1  The IEEE RE 2023 conference

The IEEE International Requirements Engineering (RE) Conference is the premier venue for requirements engineering researchers, practitioners, students, and educators to meet and to discuss the most recent innovations, trends, experiences, and issues.

The 31st edition of the conference (RE 2023) welcomed original papers focusing on traditional RE topics. Furthermore, we especially solicited submissions on the theme: “Redefining RE: Challenging RE Perceptions, Boundaries, and Topics”. We asked the RE community to challenge their notion of what is and is not included as part of requirements engineering, and how these boundaries affect successful buy-in and application of RE research in industry. With this theme, we encouraged submissions to a) challenge the boundaries of requirements engineering, e.g., due to the rise in AI, machine learning, cyber-physical systems; and b) propose new theories, topics and methods, or a revision of existing RE topics: these may be needed to address the changing landscape of software and systems development.

RE’23 was organized by Kurt Schneider (general chair) and Oliver Karras (local organization chair) at Leibniz Universität Hannover, Germany. This was the first full in-person edition of the conference after the COVID-19 pandemic. More than 250 attendees from all over the world participated. RE’23 hosted two excellent keynotes (Claes Wohlin and Rainer Dammers), featured seven tracks with paper or artifact submissions, hosted 13 workshops, a doctoral symposium, and six tutorials.

In the Research and Industry Tracks, 25 papers were presented. They were accepted in a double-blind review process by both program committees composed by distinguished members of the research community. The best six papers were invited to submit extended versions to this Special Issue. All completed the process successfully. The journal versions in this Special Issue extend the invited papers with at least 40% of new contribution.

2 In this special issue

What you see is what you trace: a two-stage interview study on traceability practices and eye tracking potential by Maike Ahrens, Lukas Nagel, and Kurt Schneider—This paper reports on a two-stage interview study with industry practitioners, where the authors first examine tracing practices and the potential for eye tracking, and they then identify role-specific workflows in a project to determine activities where gaze data could be used to assist in the automatic establishment of trace links.

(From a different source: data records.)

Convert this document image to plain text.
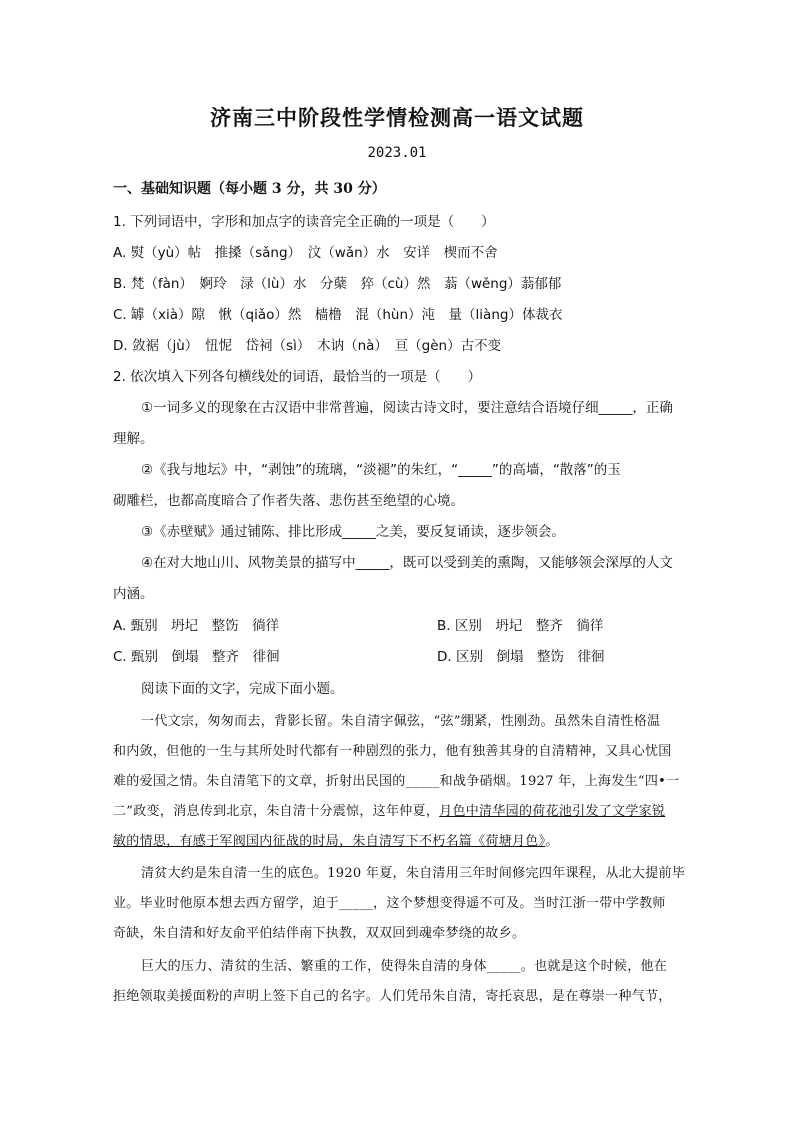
济南三中阶段性学情检测高一语文试题
2023.01
一、基础知识题（每小题 3 分，共 30 分）
1. 下列词语中，字形和加点字的读音完全正确的一项是（　　）
A. 熨（yù）帖　推搡（sǎng）　汶（wǎn）水　安详　楔而不舍
B. 梵（fàn）　婀玲　渌（lù）水　分蘖　猝（cù）然　蓊（wěng）蓊郁郁
C. 罅（xià）隙　愀（qiǎo）然　樯橹　混（hùn）沌　量（liàng）体裁衣
D. 敛裾（jù）　忸怩　岱祠（sì）　木讷（nà）　亘（gèn）古不变
2. 依次填入下列各句横线处的词语，最恰当的一项是（　　）
①一词多义的现象在古汉语中非常普遍，阅读古诗文时，要注意结合语境仔细_____，正确
理解。
②《我与地坛》中，“剥蚀”的琉璃，“淡褪”的朱红，“_____”的高墙，“散落”的玉
砌雕栏，也都高度暗合了作者失落、悲伤甚至绝望的心境。
③《赤壁赋》通过铺陈、排比形成_____之美，要反复诵读，逐步领会。
④在对大地山川、风物美景的描写中_____，既可以受到美的熏陶，又能够领会深厚的人文
内涵。
A. 甄别　坍圮　整饬　徜徉	B. 区别　坍圮　整齐　徜徉
C. 甄别　倒塌　整齐　徘徊	D. 区别　倒塌　整饬　徘徊
阅读下面的文字，完成下面小题。
一代文宗，匆匆而去，背影长留。朱自清字佩弦，“弦”绷紧，性刚劲。虽然朱自清性格温
和内敛，但他的一生与其所处时代都有一种剧烈的张力，他有独善其身的自清精神，又具心忧国
难的爱国之情。朱自清笔下的文章，折射出民国的_____和战争硝烟。1927 年，上海发生“四•一
二”政变，消息传到北京，朱自清十分震惊，这年仲夏，月色中清华园的荷花池引发了文学家锐
敏的情思，有感于军阀国内征战的时局，朱自清写下不朽名篇《荷塘月色》。
清贫大约是朱自清一生的底色。1920 年夏，朱自清用三年时间修完四年课程，从北大提前毕
业。毕业时他原本想去西方留学，迫于_____，这个梦想变得遥不可及。当时江浙一带中学教师
奇缺，朱自清和好友俞平伯结伴南下执教，双双回到魂牵梦绕的故乡。
巨大的压力、清贫的生活、繁重的工作，使得朱自清的身体_____。也就是这个时候，他在
拒绝领取美援面粉的声明上签下自己的名字。人们凭吊朱自清，寄托哀思，是在尊崇一种气节，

A splash of color: a dual dive into the effects of EVO on decision-making with goal models by Yesugen Baatartogtokh, Irene Foster, and Alicia M. Grubb—In the context of approaches that assist in making early trade-off decisions for software projects, the authors investigate how the use of color affects the ability of inexperienced modelers to obtain a better understanding of goal models that focus on evolution (the so-called EVO approach to goal modeling).

Enhancing the requirements engineering of configurable systems by the ongoing use of variability models by Chin Khor and Robyn R. Lutz—This paper is positioned in the context of software product lines, wherein the authors study the problem of checking for missing and inconsistent features and constraints within a feature model. The proposed approach extends traditional techniques for variability management by using techniques borrowed from combinatorial interaction testing.

Modelling the quantification of requirements technical debt by Judith Perera, Ewan Tempero, Yu-Cheng Tu and Kelly Blincoe—The authors propose a conceptual model called Requirements Technical Debt Quantification Model (RTDQM) that can be used to facilitate the understanding about requirements-related technical debt. RTDQM is used to compare and analyze alternative approaches, or to develop new approaches, for quantifying requirements technical debt.

Recommending and release planning of user-driven functionality deletion for mobile apps by Maleknaz Nayebi, Konstantin Kuznetsov, Andreas Zeller and Guenther Ruhe—This paper starts from the premise that, especially in the context of mobile apps, excess of functionality can impact software qualities like usability, maintainability and resource consumption. In this context, they propose the Radiation approach that processes user feedback to recommend features that could potentially be deleted from an app.

Benchmarking requirement template systems: comparing appropriateness, usability, and expressiveness by Katharina Großer, Amir Shayan Ahmadian, Marina Rukavitsyna, Qusai Ramadan and Jan Jürjens—The authors of this paper focus on evaluating requirements templates; in particular, they conduct comparative experiments with five template systems to identify similarities and differences. The experimental results indicate that some templates deliver higher completeness, and that templates generally lead to better requirements than free text.